The downgrade comes as Slovakia faces increasing political tensions and judicial reforms that have weakened the country's institutional environment. The government's changes to the judiciary and media have been criticized for eroding checks and balances, while increased political fragmentation challenges policymaking, particularly on the fiscal front. Despite the government's commitment to reducing the deficit, Moody's expects the general government's debt burden to rise further, above those of similarly-rated sovereigns.
Slovakia's government has been implementing several policies to reduce its deficit and stabilize public debt. These include a package of measures aimed at reducing the fiscal deficit to 4.7% of economic output in 2025, from nearly 6% this year. The planned increases in existing taxes and introduction of new levies are expected to slow economic growth and accelerate inflation, while the country's debt is projected to rise above 60% of GDP by 2027. The government is also pushing through a package of measures aimed at reducing the deficit in adherence with EU rules.
The downgrade highlights the importance of political stability and institutional strength in maintaining a country's creditworthiness. Slovakia's government must address the concerns raised by Moody's and work towards improving the country's fiscal situation and institutional environment. Despite the criticism, Slovakia remains committed to reducing its deficit and implementing structural reforms to address the identified risks.
Slovakia's Finance Minister, Igor Matovic, has criticized Moody's downgrade of the country's credit rating, calling it "improper and one-sided." The downgrade, from A3 to A2, reflects concerns over political tensions and worsening state debt. Moody's also cited increased political fragmentation and challenges in policymaking, particularly on the fiscal front. The government, however, maintains that its efforts to improve public finances are being overlooked. The current government has pushed through a package of measures aimed at reducing the fiscal deficit to 4.7% of economic output in 2025, from nearly 6% this year. The planned increases in existing taxes and introduction of new levies are expected to slow economic growth and accelerate inflation, while the country's debt is projected to rise above 60% of GDP by 2027.

The downgrade comes as Slovakia faces increasing political tensions and judicial reforms that have weakened the country's institutional environment. The government's changes to the judiciary and media have been criticized for eroding checks and balances, while increased political fragmentation challenges policymaking, particularly on the fiscal front. Despite the government's commitment to reducing the deficit, Moody's expects the general government's debt burden to rise further, above those of similarly-rated sovereigns.

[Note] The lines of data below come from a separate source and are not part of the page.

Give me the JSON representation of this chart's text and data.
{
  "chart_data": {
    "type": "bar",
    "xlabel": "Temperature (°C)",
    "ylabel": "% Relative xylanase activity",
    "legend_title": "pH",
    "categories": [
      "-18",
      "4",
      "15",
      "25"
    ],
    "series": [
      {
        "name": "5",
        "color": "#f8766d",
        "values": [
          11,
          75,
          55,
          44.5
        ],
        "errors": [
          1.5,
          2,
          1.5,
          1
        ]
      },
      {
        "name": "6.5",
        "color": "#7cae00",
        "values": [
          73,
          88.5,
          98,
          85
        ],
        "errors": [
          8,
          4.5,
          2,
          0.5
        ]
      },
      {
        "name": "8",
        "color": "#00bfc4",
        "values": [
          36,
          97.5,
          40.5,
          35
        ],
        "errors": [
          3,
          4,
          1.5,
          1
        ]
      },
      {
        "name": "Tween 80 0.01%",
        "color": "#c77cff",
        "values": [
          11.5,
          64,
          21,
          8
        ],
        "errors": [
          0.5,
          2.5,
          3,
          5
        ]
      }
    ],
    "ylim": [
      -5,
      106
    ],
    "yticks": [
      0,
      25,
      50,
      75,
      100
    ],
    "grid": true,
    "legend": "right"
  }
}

Slovakia's government has been implementing several policies to reduce its deficit and stabilize public debt. These include a package of measures aimed at reducing the fiscal deficit to 4.7% of economic output in 2025, from nearly 6% this year. The planned increases in existing taxes and introduction of new levies are expected to slow economic growth and accelerate inflation, while the country's debt is projected to rise above 60% of GDP by 2027. The government is also pushing through a package of measures aimed at reducing the deficit in adherence with EU rules.
The downgrade highlights the importance of political stability and institutional strength in maintaining a country's creditworthiness. Slovakia's government must address the concerns raised by Moody's and work towards improving the country's fiscal situation and institutional environment. Despite the criticism, Slovakia remains committed to reducing its deficit and implementing structural reforms to address the identified risks.